Use when: the input is a tree (or forest) and the answer aggregates over subtrees — subtree sizes/sums, max-weight independent set, tree diameter, counting matchings, distributing resources, "choose nodes with a parent/child constraint."

Size: O(n) states (or O(n · #statuses)) — linear, because each node is visited once.

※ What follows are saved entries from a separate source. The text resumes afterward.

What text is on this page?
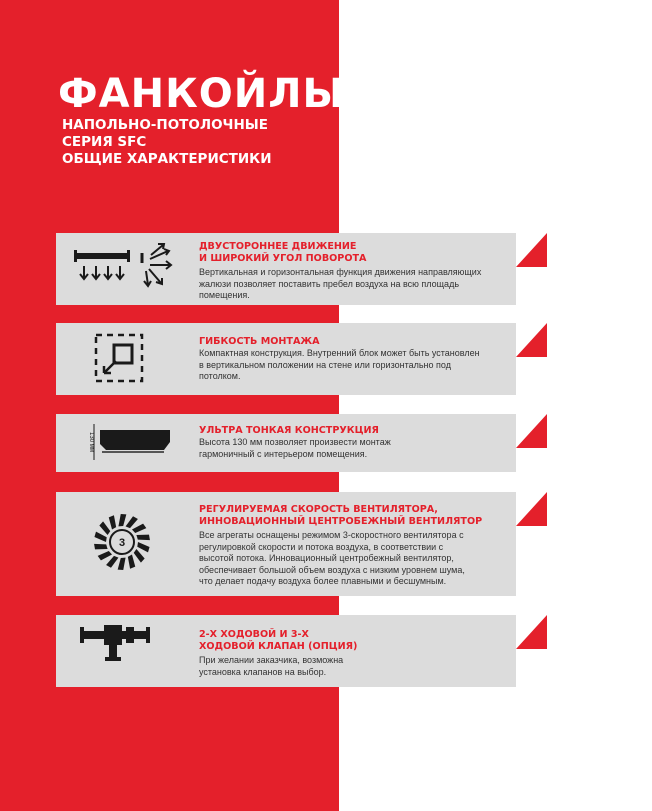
ФАНКОЙЛЫ
НАПОЛЬНО-ПОТОЛОЧНЫЕ
СЕРИЯ SFC
ОБЩИЕ ХАРАКТЕРИСТИКИ
ДВУСТОРОННЕЕ ДВИЖЕНИЕ
И ШИРОКИЙ УГОЛ ПОВОРОТА
Вертикальная и горизонтальная функция движения направляющих
жалюзи позволяет поставить пребел воздуха на всю площадь
помещения.
ГИБКОСТЬ МОНТАЖА
Компактная конструкция. Внутренний блок может быть установлен
в вертикальном положении на стене или горизонтально под
потолком.
130 мм
УЛЬТРА ТОНКАЯ КОНСТРУКЦИЯ
Высота 130 мм позволяет произвести монтаж
гармоничный с интерьером помещения.
3
РЕГУЛИРУЕМАЯ СКОРОСТЬ ВЕНТИЛЯТОРА,
ИННОВАЦИОННЫЙ ЦЕНТРОБЕЖНЫЙ ВЕНТИЛЯТОР
Все агрегаты оснащены режимом 3-скоростного вентилятора с
регулировкой скорости и потока воздуха, в соответствии с
высотой потока. Инновационный центробежный вентилятор,
обеспечивает большой объем воздуха с низким уровнем шума,
что делает подачу воздуха более плавными и бесшумным.
2-Х ХОДОВОЙ И 3-Х
ХОДОВОЙ КЛАПАН (ОПЦИЯ)
При желании заказчика, возможна
установка клапанов на выбор.
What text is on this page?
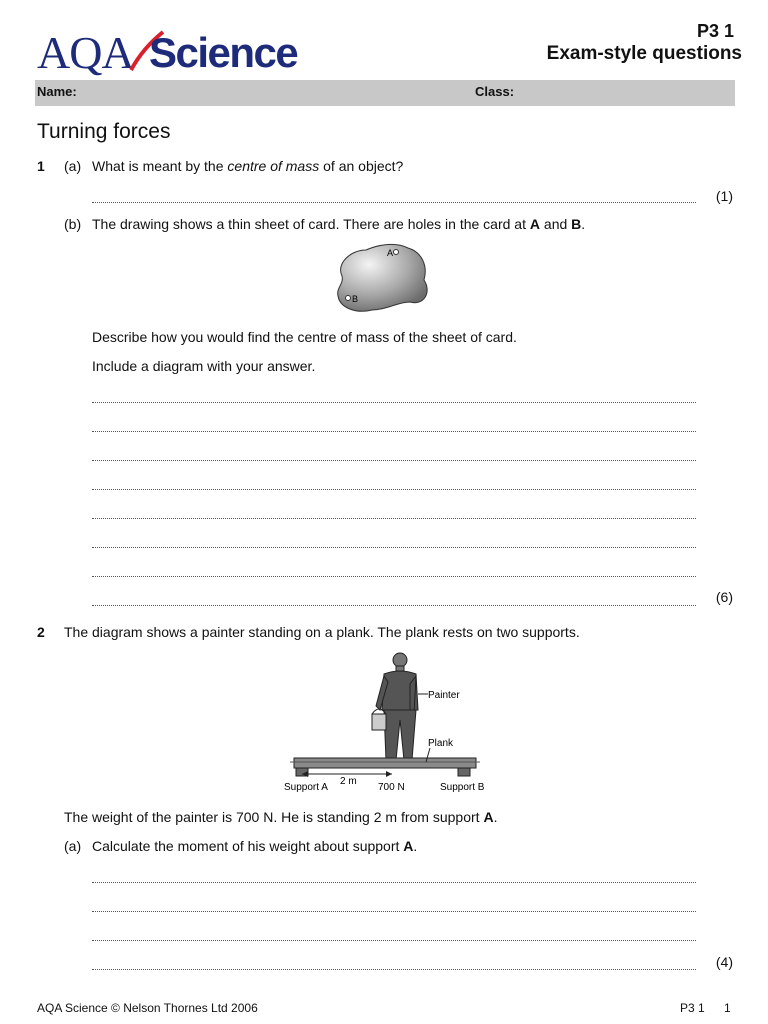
AQA Science	P3 1
Exam-style questions
Name:	Class:
Turning forces
1 (a) What is meant by the centre of mass of an object?
(1)
(b) The drawing shows a thin sheet of card. There are holes in the card at A and B.
A
B
Describe how you would find the centre of mass of the sheet of card.
Include a diagram with your answer.
(6)
2 The diagram shows a painter standing on a plank. The plank rests on two supports.
Painter
Plank
Support A
2 m
700 N	Support B
The weight of the painter is 700 N. He is standing 2 m from support A.
(a) Calculate the moment of his weight about support A.
(4)
AQA Science © Nelson Thornes Ltd 2006	P3 1 1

Template — maximum-weight independent set (no two adjacent nodes chosen):

vector<int> adj[100005]; int w[100005]; long long dp[100005][2]; // dp[u][0] = u NOT taken, dp[u][1] = u taken void dfs(int u, int parent) { dp[u][0] = 0; dp[u][1] = w[u]; for (int v : adj[u]) if (v != parent) { dfs(v, u); // solve child subtree first dp[u][0] += max(dp[v][0], dp[v][1]); // u free → child either way dp[u][1] += dp[v][0]; // u taken → child must be free } } // answer: dfs(root, -1); then max(dp[root][0], dp[root][1])

The DFS post-order is the dependency order — children finish before their parent combines them, so no explicit memo array is needed beyond dp[]. Mind the recursion depth: a path-shaped tree of 10⁵ nodes recurses 10⁵ deep and can overflow the stack (see Tips).

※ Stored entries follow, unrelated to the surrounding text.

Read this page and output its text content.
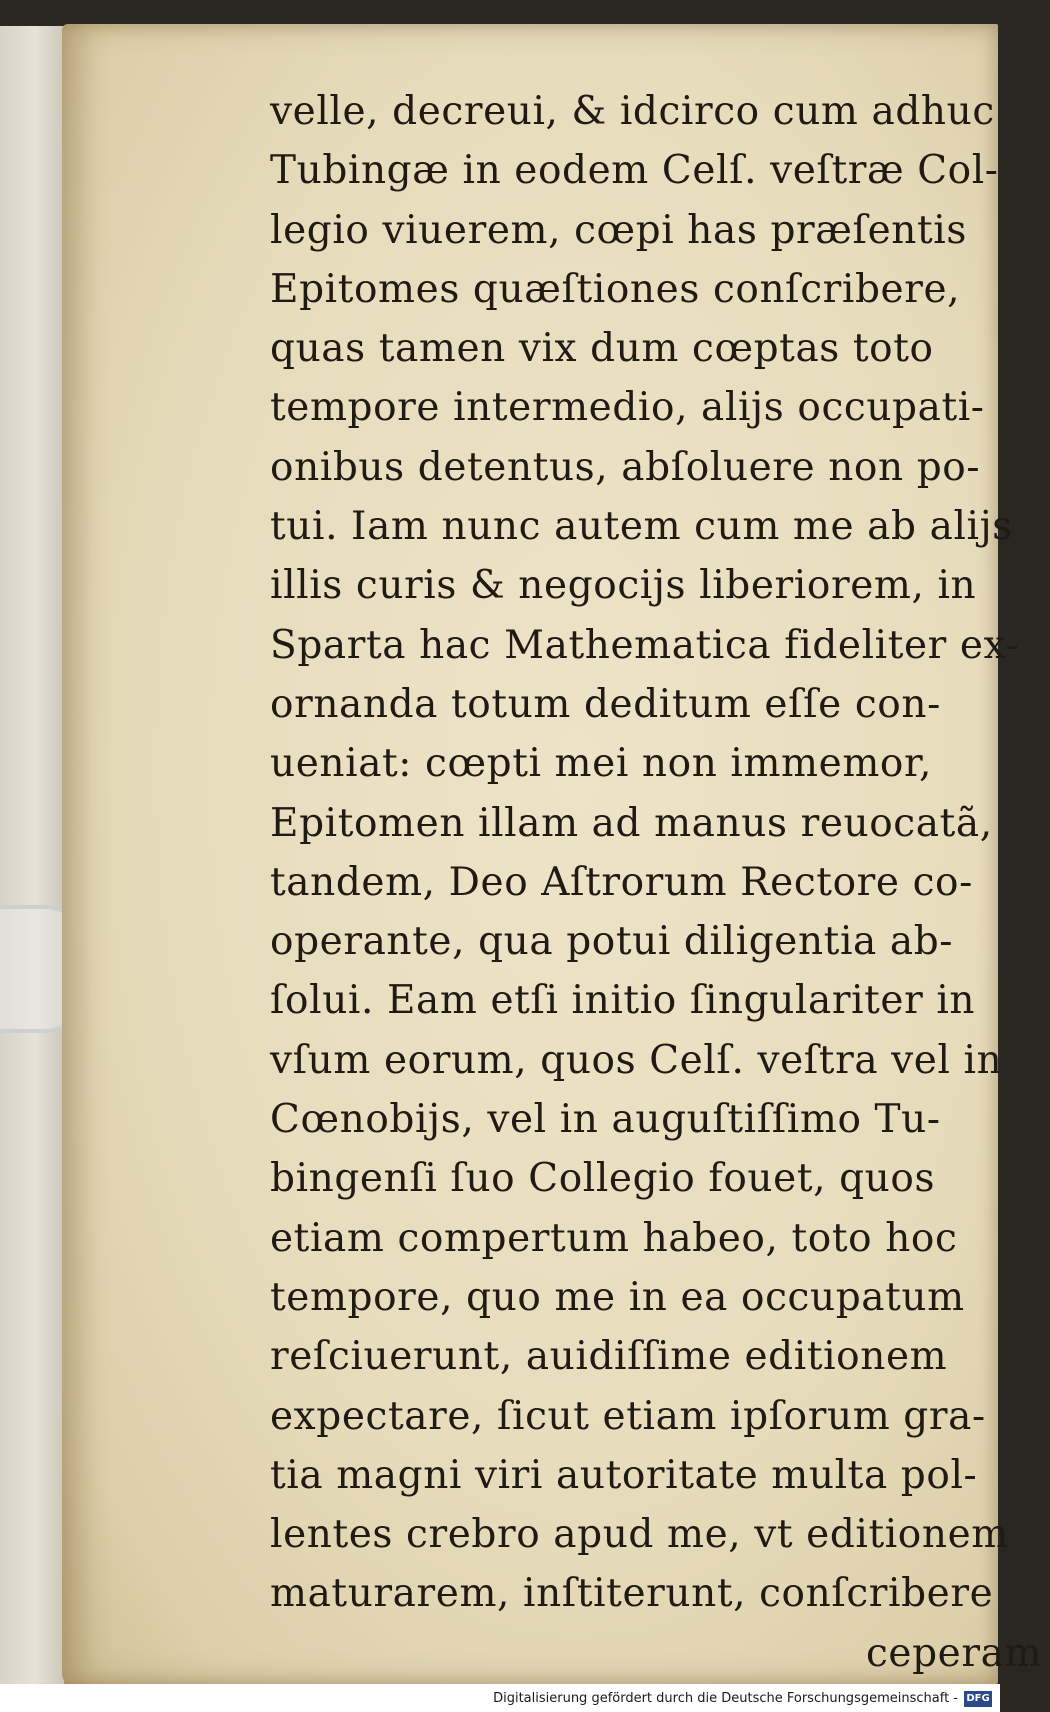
velle, decreui, & idcirco cum adhuc
Tubingæ in eodem Celſ. veſtræ Col-
legio viuerem, cœpi has præſentis
Epitomes quæſtiones conſcribere,
quas tamen vix dum cœptas toto
tempore intermedio, alijs occupati-
onibus detentus, abſoluere non po-
tui. Iam nunc autem cum me ab alijs
illis curis & negocijs liberiorem, in
Sparta hac Mathematica fideliter ex-
ornanda totum deditum eſſe con-
ueniat: cœpti mei non immemor,
Epitomen illam ad manus reuocatã,
tandem, Deo Aſtrorum Rectore co-
operante, qua potui diligentia ab-
ſolui. Eam etſi initio ſingulariter in
vſum eorum, quos Celſ. veſtra vel in
Cœnobijs, vel in auguſtiſſimo Tu-
bingenſi ſuo Collegio fouet, quos
etiam compertum habeo, toto hoc
tempore, quo me in ea occupatum
reſciuerunt, auidiſſime editionem
expectare, ſicut etiam ipſorum gra-
tia magni viri autoritate multa pol-
lentes crebro apud me, vt editionem
maturarem, inſtiterunt, conſcribere
ceperam
Digitalisierung gefördert durch die Deutsche Forschungsgemeinschaft - DFG
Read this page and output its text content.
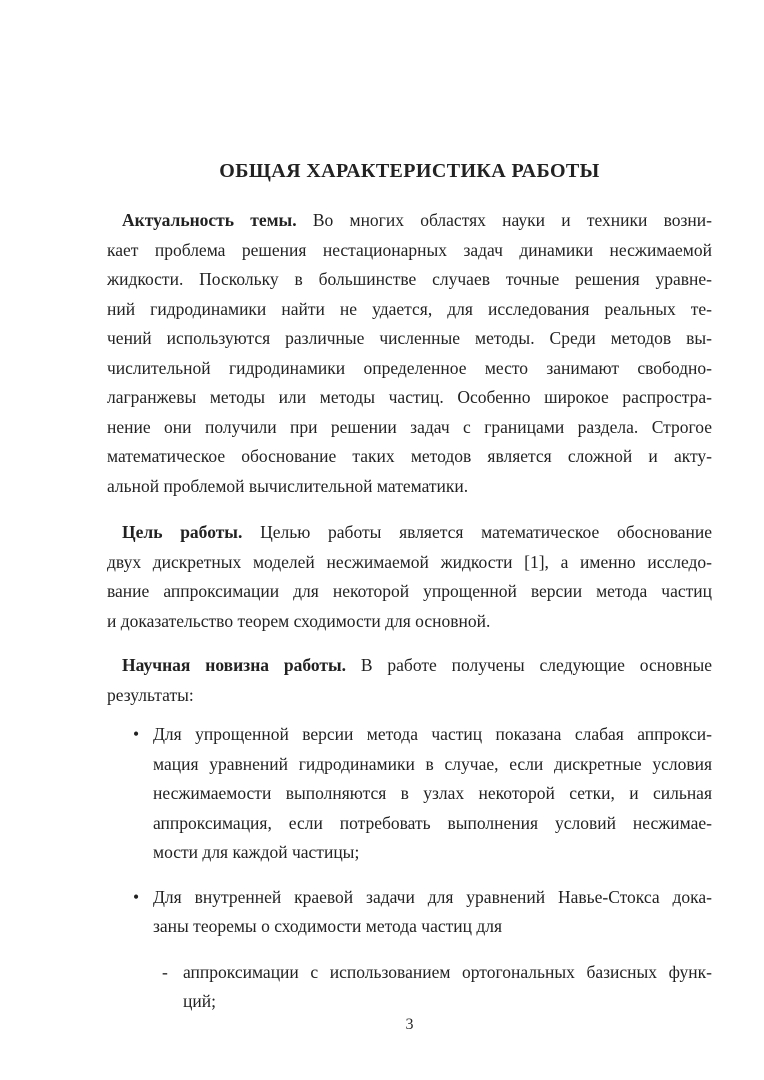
ОБЩАЯ ХАРАКТЕРИСТИКА РАБОТЫ
Актуальность темы. Во многих областях науки и техники возни-
кает проблема решения нестационарных задач динамики несжимаемой
жидкости. Поскольку в большинстве случаев точные решения уравне-
ний гидродинамики найти не удается, для исследования реальных те-
чений используются различные численные методы. Среди методов вы-
числительной гидродинамики определенное место занимают свободно-
лагранжевы методы или методы частиц. Особенно широкое распростра-
нение они получили при решении задач с границами раздела. Строгое
математическое обоснование таких методов является сложной и акту-
альной проблемой вычислительной математики.
Цель работы. Целью работы является математическое обоснование
двух дискретных моделей несжимаемой жидкости [1], а именно исследо-
вание аппроксимации для некоторой упрощенной версии метода частиц
и доказательство теорем сходимости для основной.
Научная новизна работы. В работе получены следующие основные
результаты:
• Для упрощенной версии метода частиц показана слабая аппрокси-
мация уравнений гидродинамики в случае, если дискретные условия
несжимаемости выполняются в узлах некоторой сетки, и сильная
аппроксимация, если потребовать выполнения условий несжимае-
мости для каждой частицы;
• Для внутренней краевой задачи для уравнений Навье-Стокса дока-
заны теоремы о сходимости метода частиц для
- аппроксимации с использованием ортогональных базисных функ-
ций;
3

Bonus — bounded knapsack via binary splitting

Part 1 deferred bounded knapsack (item i available exactly cnt[i] times). The clean trick reduces it to the 0/1 knapsack you already know: split each item count into powers of two.

Any count c can be written as 1 + 2 + 4 + … + 2^(k-1) + remainder, and those groups can combine to make any quantity from 0 to c. So replace item i (count c) with O(log c) virtual items of sizes 1, 2, 4, …, each a normal 0/1 item:

// expand (weight w, value v, count c) into binary-grouped 0/1 items vector<pair<int,int>> items; // (weight, value) for (int k = 1; c > 0; k <<= 1) { int take = min(k, c); // group of size 'take' items.push_back({ w * take, v * take }); c -= take; } // then run ordinary 0/1 knapsack over `items`

This turns an O(W · Σc) DP into O(W · Σ log c) — the difference between TLE and AC when counts are large. It's the bridge from Part 1's knapsack to the contest-grade version, and a good reminder that a hard DP is often an easy DP after the right reformulation of the items/state.

Pattern cheat sheet

PatternStateSignal in the statementComplexityFeasible n
2D prefixsolve(i, j)two sequences / a gridO(n·m)a few thousand
Intervalsolve(l, r)order/parenthesisation of a rangeO(n³)≤ ~500
Bitmasksolve(mask, i)all subsets/orderings, tiny nO(2ⁿ·n)≤ ~20
Digitsolve(pos, acc, tight)count numbers ≤ huge NO(digits·acc)N ≤ 10¹⁸
Treesolve(node, status)input is a treeO(n·status)10⁵–10⁶

Real problems often compose these — e.g. a tree DP whose per-node state is a small knapsack, or a bitmask over groups with an inner 2D DP. Master each shape in isolation first; the combinations then read as "a DP inside a DP."